Ha bionda la chioma, purpurea la vesta, Brandisce la spada, l' Italia si desta. Accorre, previene del Duce l' invito De' giovani ardenti lo stuolo infinito; Accorre chi sente di patria l' affetto, Chi spirto di vita racchiude nel petto. Vittorio invocando, levò lo stendardo L' invitto Nizzardo che impera ne' cor'. Di Roma e Venezia, fratelli gementi, Ei giura salvarvi, cessate i lamenti. Sostare quel braccio, signor di fortuna, Potrà quando Italia fia libera ed una; E allor solo bene quell' anima spera Le glebe, la pace dell' umil Caprera. Già riede a' trïonfi l' invitto Nizzardo; Possiede il suo sguardo l' impero de' cor'. Si scotano i petti d' un palpito amico, Di nostro dissidio non goda il nemico; Se resta l' Italia divisa per noi, Cadrem maledetti da' martiri suoi; Turbarci i riposi del sonno ferale Saprà de' nipoti lo sdegno mortale.
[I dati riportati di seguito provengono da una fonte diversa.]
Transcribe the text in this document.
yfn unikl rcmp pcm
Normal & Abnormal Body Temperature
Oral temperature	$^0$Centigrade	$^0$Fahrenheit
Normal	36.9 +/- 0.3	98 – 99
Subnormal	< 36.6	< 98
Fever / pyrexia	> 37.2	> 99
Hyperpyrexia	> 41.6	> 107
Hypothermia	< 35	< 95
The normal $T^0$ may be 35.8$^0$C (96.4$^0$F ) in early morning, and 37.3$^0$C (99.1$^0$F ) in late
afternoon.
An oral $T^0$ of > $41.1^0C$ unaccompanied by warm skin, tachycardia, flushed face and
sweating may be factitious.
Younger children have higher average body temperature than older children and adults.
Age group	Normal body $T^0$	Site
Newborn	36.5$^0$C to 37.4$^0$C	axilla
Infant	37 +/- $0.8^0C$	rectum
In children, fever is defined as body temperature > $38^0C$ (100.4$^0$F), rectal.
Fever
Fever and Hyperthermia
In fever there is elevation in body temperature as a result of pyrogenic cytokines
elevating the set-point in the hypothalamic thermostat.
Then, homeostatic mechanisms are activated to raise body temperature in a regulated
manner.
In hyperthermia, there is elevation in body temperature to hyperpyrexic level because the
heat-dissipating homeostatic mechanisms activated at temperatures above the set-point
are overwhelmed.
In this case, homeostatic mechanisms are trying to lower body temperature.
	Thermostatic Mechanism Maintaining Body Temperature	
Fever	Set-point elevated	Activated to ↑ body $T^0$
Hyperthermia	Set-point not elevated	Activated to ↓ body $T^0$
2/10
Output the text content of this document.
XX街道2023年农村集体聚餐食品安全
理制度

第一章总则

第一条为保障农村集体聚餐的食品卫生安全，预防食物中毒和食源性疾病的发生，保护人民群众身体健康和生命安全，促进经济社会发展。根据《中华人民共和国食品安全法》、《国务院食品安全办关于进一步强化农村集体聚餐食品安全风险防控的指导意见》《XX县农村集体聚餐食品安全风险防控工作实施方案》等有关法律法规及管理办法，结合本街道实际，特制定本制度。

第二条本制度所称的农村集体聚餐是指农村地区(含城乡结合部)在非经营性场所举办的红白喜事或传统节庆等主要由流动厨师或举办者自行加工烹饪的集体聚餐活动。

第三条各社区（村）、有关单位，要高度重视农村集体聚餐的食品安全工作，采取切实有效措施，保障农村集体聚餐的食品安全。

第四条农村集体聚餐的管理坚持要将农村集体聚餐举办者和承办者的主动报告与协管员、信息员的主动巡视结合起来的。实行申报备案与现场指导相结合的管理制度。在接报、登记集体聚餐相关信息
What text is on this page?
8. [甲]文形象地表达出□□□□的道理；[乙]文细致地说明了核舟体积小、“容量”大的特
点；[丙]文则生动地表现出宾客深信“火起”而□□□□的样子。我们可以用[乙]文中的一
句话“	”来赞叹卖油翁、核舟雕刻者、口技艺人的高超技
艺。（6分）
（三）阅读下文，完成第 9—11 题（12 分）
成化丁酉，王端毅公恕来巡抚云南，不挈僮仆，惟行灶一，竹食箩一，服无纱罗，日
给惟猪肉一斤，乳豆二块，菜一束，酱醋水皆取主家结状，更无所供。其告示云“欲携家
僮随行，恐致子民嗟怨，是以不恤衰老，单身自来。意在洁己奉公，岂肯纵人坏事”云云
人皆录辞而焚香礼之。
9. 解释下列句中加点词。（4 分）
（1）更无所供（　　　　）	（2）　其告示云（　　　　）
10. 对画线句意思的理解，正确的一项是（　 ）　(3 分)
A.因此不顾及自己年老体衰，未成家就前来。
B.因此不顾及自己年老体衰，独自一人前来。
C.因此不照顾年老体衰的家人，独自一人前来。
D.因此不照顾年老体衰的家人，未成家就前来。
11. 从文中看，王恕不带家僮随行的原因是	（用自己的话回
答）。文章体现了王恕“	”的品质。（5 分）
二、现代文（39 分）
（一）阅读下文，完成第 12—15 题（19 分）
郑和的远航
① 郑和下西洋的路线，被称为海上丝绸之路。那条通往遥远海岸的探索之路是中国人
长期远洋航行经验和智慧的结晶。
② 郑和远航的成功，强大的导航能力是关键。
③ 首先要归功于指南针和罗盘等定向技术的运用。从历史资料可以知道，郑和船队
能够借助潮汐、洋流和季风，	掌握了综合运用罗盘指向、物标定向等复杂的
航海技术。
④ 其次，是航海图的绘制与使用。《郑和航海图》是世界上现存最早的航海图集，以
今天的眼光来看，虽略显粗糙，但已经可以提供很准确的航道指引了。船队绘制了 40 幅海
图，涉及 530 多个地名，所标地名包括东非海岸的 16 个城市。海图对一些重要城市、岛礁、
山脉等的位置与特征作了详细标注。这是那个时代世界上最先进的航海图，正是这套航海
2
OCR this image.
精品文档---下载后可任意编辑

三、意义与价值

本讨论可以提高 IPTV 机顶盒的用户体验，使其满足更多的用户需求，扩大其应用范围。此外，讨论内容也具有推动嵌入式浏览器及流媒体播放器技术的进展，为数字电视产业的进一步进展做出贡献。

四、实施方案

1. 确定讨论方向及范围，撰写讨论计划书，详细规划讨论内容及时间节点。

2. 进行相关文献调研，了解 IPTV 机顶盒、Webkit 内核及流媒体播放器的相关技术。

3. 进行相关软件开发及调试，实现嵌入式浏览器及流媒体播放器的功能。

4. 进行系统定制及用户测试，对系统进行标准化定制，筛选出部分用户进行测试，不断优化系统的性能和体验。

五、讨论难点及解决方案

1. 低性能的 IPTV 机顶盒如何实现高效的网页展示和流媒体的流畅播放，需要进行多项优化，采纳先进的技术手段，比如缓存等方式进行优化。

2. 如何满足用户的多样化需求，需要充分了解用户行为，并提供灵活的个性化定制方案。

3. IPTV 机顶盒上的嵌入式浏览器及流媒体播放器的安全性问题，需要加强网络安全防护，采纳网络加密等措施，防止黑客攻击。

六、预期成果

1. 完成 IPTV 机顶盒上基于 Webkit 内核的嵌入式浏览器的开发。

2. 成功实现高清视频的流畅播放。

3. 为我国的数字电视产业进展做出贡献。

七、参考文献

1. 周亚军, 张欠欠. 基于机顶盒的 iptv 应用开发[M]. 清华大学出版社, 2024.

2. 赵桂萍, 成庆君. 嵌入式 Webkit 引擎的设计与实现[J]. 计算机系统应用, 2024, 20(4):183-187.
Concordia, concordia! levò lo stendardo L' invitto Nizzardo che impera ne' cor'.

April, 1861.

Chi mai sulle macerie, Grama fanciulla, attendi? E brancolante e tacita Perchè l' orecchio intendi? Speri che alfin la tenera Tua madre erga la faccia, E fra le care braccia T' involi al tuo martir? Che ti ritorni al placido Tetto paterno ov' eri, E sparga a te di balsami Le peste membra speri? Seco lagnarti, piangere Di averti abbandonato. E d' ogni mal durato Scordare il sovvenir? Tapina! questi ruderi Su cui gemi e t' aggiri, Era l' asil domestico Ove tornar sospiri. Qui, massa informe, giacciono Tuo padre, i tuoi fratelli, Colei che indarno appelli Nell' ansie del dolor. Gl' inabissò la folgore Scagliata dal tiranno: Ma sin l' arse reliquie Vendetta imprecheranno. E te, da quelle ceneri Tratta a martir più fero. Addita il passaggero Con angoscioso cor. Ma da Caprera all' ardua Marsala oh! non invano L' Eroe lanciossi, e impavido Armò per noi la mano. Ei ci redense: ai despoti Prostràti, affanni ed onte! Sollevi alfin la fronte L' oppressa umanità. Spera, o fanciulla, un palpito Ferve d' amor, di vita; E pria che i dì ritornino Della stagion fiorita, Sarai, della miseria Al duro strazio tolta, Da eletta schiera accolta Cui duce è la pietà. Fra cento e cento pargoli In ampie sale andrai: Vaghe donne sorriderti, Baciarti allor vedrai; Da te rimossi i luridi Cenci, la tua sventura Lenir con dolce cura, La speme in te destar. È ver che fra le amabili Invano ebbra di affetto Della tua madre, ahi misera! Tu cercherai l' aspetto; È ver che invano il tenero Fratel chiamar potresti; Chè quanto un dì perdesti Non puoi quaggiù trovar: Ma serberai l' etereo Fior d' innocenza, o cara. Ivi ad amar la patria, Ad amar Dio s' impara; E fra la prece e l' utile Lavor traendo l' ore, Ivi s' educa il core Al bene, alla virtù. Se il ciel ti fea di un' anima Che sente, infausto dono, Nudrita negli esempii Di pace e di perdono, Saprai mite sorridere Ad ogni uman soffrire, E il fervido desire Volgere ognor lassù.

Novembre, 1861.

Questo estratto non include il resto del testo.